La collezione di Angoon invece ha ispirato anche capi di abbigliamento, tra cui una giacca da quasi 3mila euro di Off-White, l’azienda di lusso fondata dal designer Virgil Abloh, e dei jeans del marchio australiano Gorman.

Banane con un bollino con la faccia del politico laburista David Miliband distribuite durante un evento dei Conservatori a Birmingham, il 29 settembre del 2008

Banane con bollini che prendono in giro il politico laburista David Miliband distribuite durante un evento dei Conservatori a Birmingham, il 29 settembre del 2008 (Christopher Furlong/ Getty Images)

Sarebbe molto complicato verificare se la frutta con i bollini venda di più o di meno rispetto a quella senza, ma alla fine secondo Lattes un qualche tipo di ritorno deve esserci, visto che le aziende si prendono ancora la briga di spendere soldi per farli disegnare, stampare e appiccicare.

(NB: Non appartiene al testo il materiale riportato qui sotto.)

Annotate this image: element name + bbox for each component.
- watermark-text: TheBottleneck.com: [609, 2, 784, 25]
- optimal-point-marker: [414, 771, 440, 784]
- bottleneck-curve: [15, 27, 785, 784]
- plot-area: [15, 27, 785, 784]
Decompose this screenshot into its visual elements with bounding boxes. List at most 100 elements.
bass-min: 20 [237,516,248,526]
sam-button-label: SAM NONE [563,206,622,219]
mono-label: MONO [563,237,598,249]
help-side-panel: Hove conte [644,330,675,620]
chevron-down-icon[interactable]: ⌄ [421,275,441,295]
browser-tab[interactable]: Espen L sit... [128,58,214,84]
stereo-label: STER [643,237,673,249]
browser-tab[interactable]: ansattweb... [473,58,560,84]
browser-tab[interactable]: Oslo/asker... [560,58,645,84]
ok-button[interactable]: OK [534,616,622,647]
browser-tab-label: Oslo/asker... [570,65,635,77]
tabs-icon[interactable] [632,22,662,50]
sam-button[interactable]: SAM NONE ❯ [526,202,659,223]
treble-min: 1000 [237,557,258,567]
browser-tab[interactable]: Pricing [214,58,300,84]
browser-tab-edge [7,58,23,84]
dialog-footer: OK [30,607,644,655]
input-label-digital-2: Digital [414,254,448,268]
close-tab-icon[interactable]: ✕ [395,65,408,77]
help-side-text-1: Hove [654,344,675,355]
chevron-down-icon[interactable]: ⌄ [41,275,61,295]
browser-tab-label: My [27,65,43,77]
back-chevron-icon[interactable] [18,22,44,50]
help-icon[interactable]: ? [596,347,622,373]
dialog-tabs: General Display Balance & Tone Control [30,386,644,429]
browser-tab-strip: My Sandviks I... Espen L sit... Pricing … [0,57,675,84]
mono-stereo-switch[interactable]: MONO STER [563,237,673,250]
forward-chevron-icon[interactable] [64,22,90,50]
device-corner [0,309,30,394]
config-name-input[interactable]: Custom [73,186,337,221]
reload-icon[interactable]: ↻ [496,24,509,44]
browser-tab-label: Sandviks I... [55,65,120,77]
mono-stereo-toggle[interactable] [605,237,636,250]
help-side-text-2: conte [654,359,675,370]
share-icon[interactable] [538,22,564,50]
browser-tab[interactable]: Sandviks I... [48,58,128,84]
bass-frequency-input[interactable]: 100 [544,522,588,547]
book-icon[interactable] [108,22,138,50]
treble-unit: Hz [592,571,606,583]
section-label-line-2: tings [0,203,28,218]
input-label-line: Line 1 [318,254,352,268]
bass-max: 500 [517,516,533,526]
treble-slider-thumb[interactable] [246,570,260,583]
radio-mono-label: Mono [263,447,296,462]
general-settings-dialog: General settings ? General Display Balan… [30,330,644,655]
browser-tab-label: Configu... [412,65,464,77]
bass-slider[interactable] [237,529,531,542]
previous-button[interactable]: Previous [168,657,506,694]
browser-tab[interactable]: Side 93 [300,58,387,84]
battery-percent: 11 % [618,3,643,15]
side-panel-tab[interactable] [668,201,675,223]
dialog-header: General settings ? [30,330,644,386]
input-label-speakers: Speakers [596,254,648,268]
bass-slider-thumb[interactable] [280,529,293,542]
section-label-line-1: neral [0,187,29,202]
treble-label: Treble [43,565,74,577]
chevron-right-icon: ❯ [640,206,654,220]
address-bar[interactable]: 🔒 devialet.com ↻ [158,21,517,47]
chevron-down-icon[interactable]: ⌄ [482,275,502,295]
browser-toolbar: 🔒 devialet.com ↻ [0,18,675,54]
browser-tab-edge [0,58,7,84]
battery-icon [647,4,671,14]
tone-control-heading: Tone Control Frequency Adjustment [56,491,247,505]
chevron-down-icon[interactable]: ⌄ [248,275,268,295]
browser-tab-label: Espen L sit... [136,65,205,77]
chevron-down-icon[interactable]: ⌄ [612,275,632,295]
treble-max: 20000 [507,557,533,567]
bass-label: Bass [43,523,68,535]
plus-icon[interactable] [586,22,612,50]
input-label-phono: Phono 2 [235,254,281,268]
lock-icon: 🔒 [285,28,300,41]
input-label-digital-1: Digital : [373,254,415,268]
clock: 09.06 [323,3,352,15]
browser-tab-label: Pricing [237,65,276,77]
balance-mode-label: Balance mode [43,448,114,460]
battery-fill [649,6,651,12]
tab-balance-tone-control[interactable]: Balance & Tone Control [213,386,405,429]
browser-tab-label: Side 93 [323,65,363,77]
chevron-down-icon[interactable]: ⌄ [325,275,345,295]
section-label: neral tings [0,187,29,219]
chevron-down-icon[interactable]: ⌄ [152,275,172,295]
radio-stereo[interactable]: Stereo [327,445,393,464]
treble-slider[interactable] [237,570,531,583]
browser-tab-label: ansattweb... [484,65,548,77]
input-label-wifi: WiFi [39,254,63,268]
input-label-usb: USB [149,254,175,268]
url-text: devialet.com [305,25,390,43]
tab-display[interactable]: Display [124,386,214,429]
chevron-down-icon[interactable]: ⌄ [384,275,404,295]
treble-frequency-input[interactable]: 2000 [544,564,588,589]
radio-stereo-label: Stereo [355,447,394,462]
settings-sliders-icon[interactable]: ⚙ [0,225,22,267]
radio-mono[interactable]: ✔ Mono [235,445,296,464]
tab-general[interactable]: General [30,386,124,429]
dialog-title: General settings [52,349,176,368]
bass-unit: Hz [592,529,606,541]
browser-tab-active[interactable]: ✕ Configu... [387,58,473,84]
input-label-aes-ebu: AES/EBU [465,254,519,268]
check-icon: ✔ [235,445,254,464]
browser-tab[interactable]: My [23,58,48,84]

La gran parte dei bollini autoadesivi è fatta di materiali plastici e perciò dev’essere smaltita separatamente dalle bucce. Nel tentativo di ridurre l’inquinamento e incoraggiare alternative più sostenibili in questi anni paesi come la Francia e la Nuova Zelanda li hanno vietati, promuovendo invece quelli compostabili, che hanno cominciato a vedersi anche in Italia. Tendenzialmente non contengono sostanze nocive per la salute umana, se ingerite in quantità limitate. A ogni modo esistono anche aziende che anziché apporre i bollini etichettano i propri prodotti con un laser, come per esempio fa da tempo la mantovana Lorenzini Naturamica con i suoi meloni e le sue angurie.